Academic Administration establishes rules, principles, and regulations, as well as supports and procedures to ensure that such policies, standards, and regulations are followed by learners and teachers via ICT-integrated assessment and appraisal. In turn, learners and teachers follow those regulations and requirements in order to fulfill their duties and accept administrative supervision. In PLEs, learners and teachers collaborate to achieve learning. Teachers can use technology to boost their productivity, implement useful digital tools to expand students’ learning opportunities, and increase student support and engagement. It also enables teachers to improve their instructional methods and personalize learning. Learners use ICT to create their own learning environment, access and analyze information, interpret and transform that information into their own personal knowledge (Ertmer & Ottenbreit-Leftwich 2013), and develop their learning confidence and competence as lifelong learners. ICT provides support and access to academic administration, learners, and teachers.

From an educational standpoint, perhaps the most significant aspect is that the paradigm shift to PLEs must include more than just a change in the tools or resources used, but must also promote a change in attitude in which students have the opportunity to take an active role in the teaching and learning process, of which they are an essential part through self-regulated learning. The teacher, in turn, possesses the various skills and abilities required to modify the design and planning of instructional situations in the context of teaching. Meanwhile, academic administrators accept the competency-based or capacity-realization mode of education in order to establish appropriate policies, principles, and standards. And the ICT department understands the principle of PLEs, makes sure ICT resources are accessible, and provides proper support for learners, teachers, and administrators. The relationship between the four perspectives is shown in Fig. 5.

Fig. 5.
figure 5

The relationship between the four perspectives in PLEs

7 Conclusion

The pandemic has fueled public debate about the importance of higher education in general, and specific models of higher education in particular. According to some researchers, the current higher education system is out of date in terms of cost-return and breadth (Psacharopoulos 1972; Bigliardi et al. 2005).
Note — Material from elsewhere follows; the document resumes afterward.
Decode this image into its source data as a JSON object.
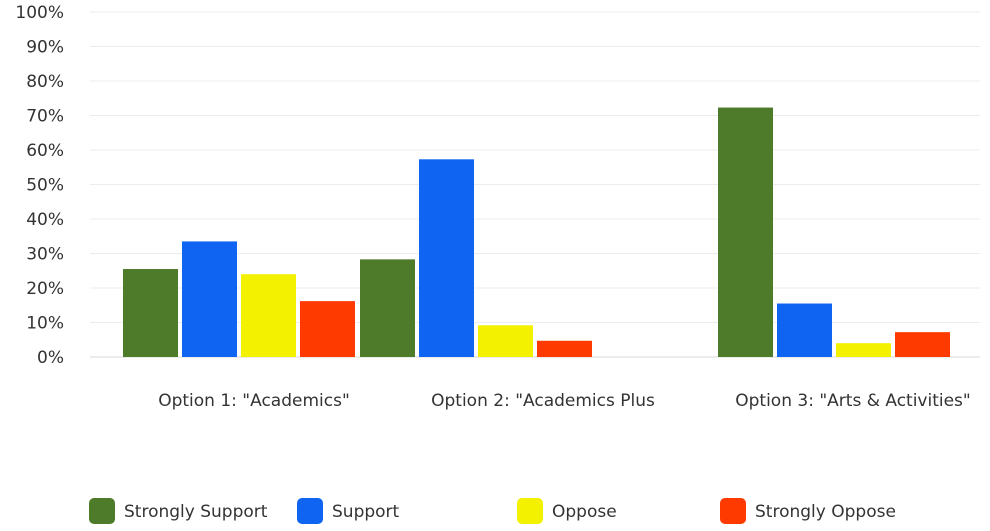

Meanwhile, higher education institutions are in flux, as are the expectations and practices of teachers, students, and parents. The one-size-fits-all approach is fading, and the idea of PLEs is gaining traction. The most recent advancements in information technology and digital content creation allow all students to benefit from the PLE approach.
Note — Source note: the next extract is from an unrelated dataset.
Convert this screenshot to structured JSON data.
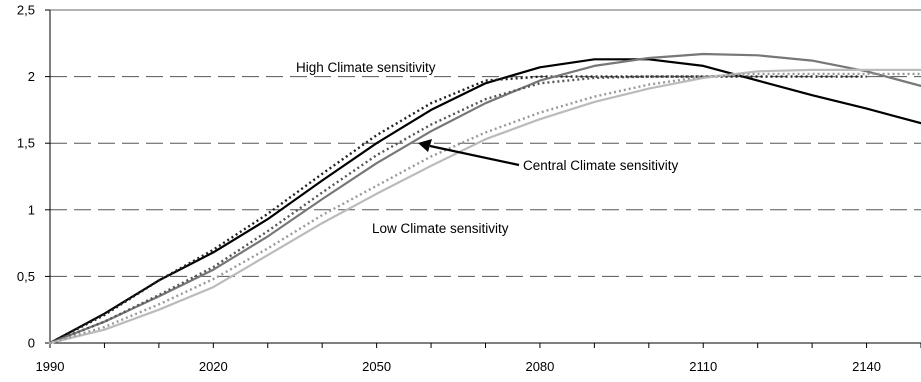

In the context of Personalized Learning Environments, the purpose or value of higher education is to facilitate the realization of learners’ capabilities through learner-driven and learner-designed education. However, the development of the PLEs agenda is not about quick fixes but about strengthening the educational system’s capacity to meet the learning needs of all learners, regardless of age. Competency-based or capability-realization education necessitates learners understand their current capabilities through objective cloud-based assessment and then rationally gain knowledge, experience, and attitude in a self-driven paradigm to awaken or transcend their potential.
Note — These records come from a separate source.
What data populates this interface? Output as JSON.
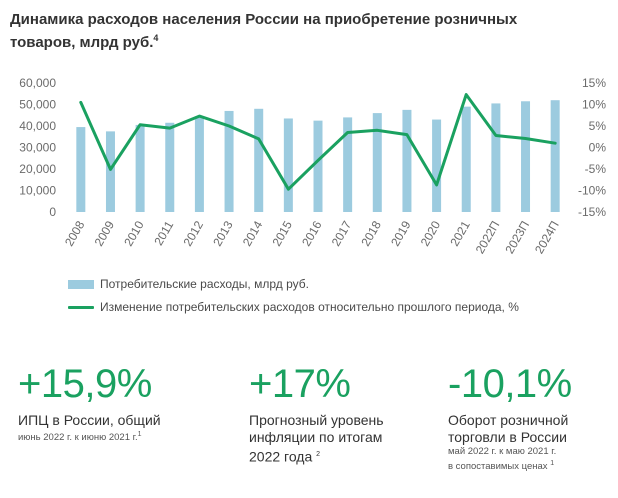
{
  "title": "Динамика расходов населения России на приобретение розничных товаров, млрд руб.",
  "title_footnote": "4",
  "chart_data": {
    "type": "bar+line",
    "categories": [
      "2008",
      "2009",
      "2010",
      "2011",
      "2012",
      "2013",
      "2014",
      "2015",
      "2016",
      "2017",
      "2018",
      "2019",
      "2020",
      "2021",
      "2022П",
      "2023П",
      "2024П"
    ],
    "series": [
      {
        "name": "Потребительские расходы, млрд руб.",
        "type": "bar",
        "axis": "left",
        "values": [
          39500,
          37500,
          40500,
          41500,
          44500,
          47000,
          48000,
          43500,
          42500,
          44000,
          46000,
          47500,
          43000,
          49000,
          50500,
          51500,
          52000
        ]
      },
      {
        "name": "Изменение потребительских расходов относительно прошлого периода, %",
        "type": "line",
        "axis": "right",
        "values": [
          10.5,
          -5.1,
          5.3,
          4.5,
          7.3,
          5.0,
          2.0,
          -9.7,
          -3.0,
          3.5,
          4.0,
          3.0,
          -8.7,
          12.3,
          2.8,
          2.1,
          1.0
        ]
      }
    ],
    "y_left": {
      "min": 0,
      "max": 60000,
      "ticks": [
        "0",
        "10,000",
        "20,000",
        "30,000",
        "40,000",
        "50,000",
        "60,000"
      ]
    },
    "y_right": {
      "min": -15,
      "max": 15,
      "ticks": [
        "-15%",
        "-10%",
        "-5%",
        "0%",
        "5%",
        "10%",
        "15%"
      ]
    },
    "colors": {
      "bar": "#9ccbdf",
      "line": "#1aa160",
      "axis_text": "#6b6b6b"
    }
  },
  "stats": [
    {
      "value": "+15,9%",
      "label": [
        "ИПЦ в России, общий"
      ],
      "sub": [
        "июнь 2022 г. к июню 2021 г."
      ],
      "footnote": "1"
    },
    {
      "value": "+17%",
      "label": [
        "Прогнозный уровень",
        "инфляции по итогам",
        "2022 года"
      ],
      "sub": [],
      "footnote": "2"
    },
    {
      "value": "-10,1%",
      "label": [
        "Оборот розничной",
        "торговли в России"
      ],
      "sub": [
        "май 2022 г. к маю 2021 г.",
        "в сопоставимых ценах"
      ],
      "footnote": "1"
    }
  ]
}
The evaluation of successful learners, as well as the productivity and effectiveness of education, is based on competency development and personal capability fulfillment rather than criterion-referenced measurement. Nonetheless, our Policy, Education, Society, and Technology (PEST) must all evolve in order to facilitate the implementation of PLEs in higher education. PLEs seek to re-establish the value of higher education in terms of social development, knowledge development, and human development.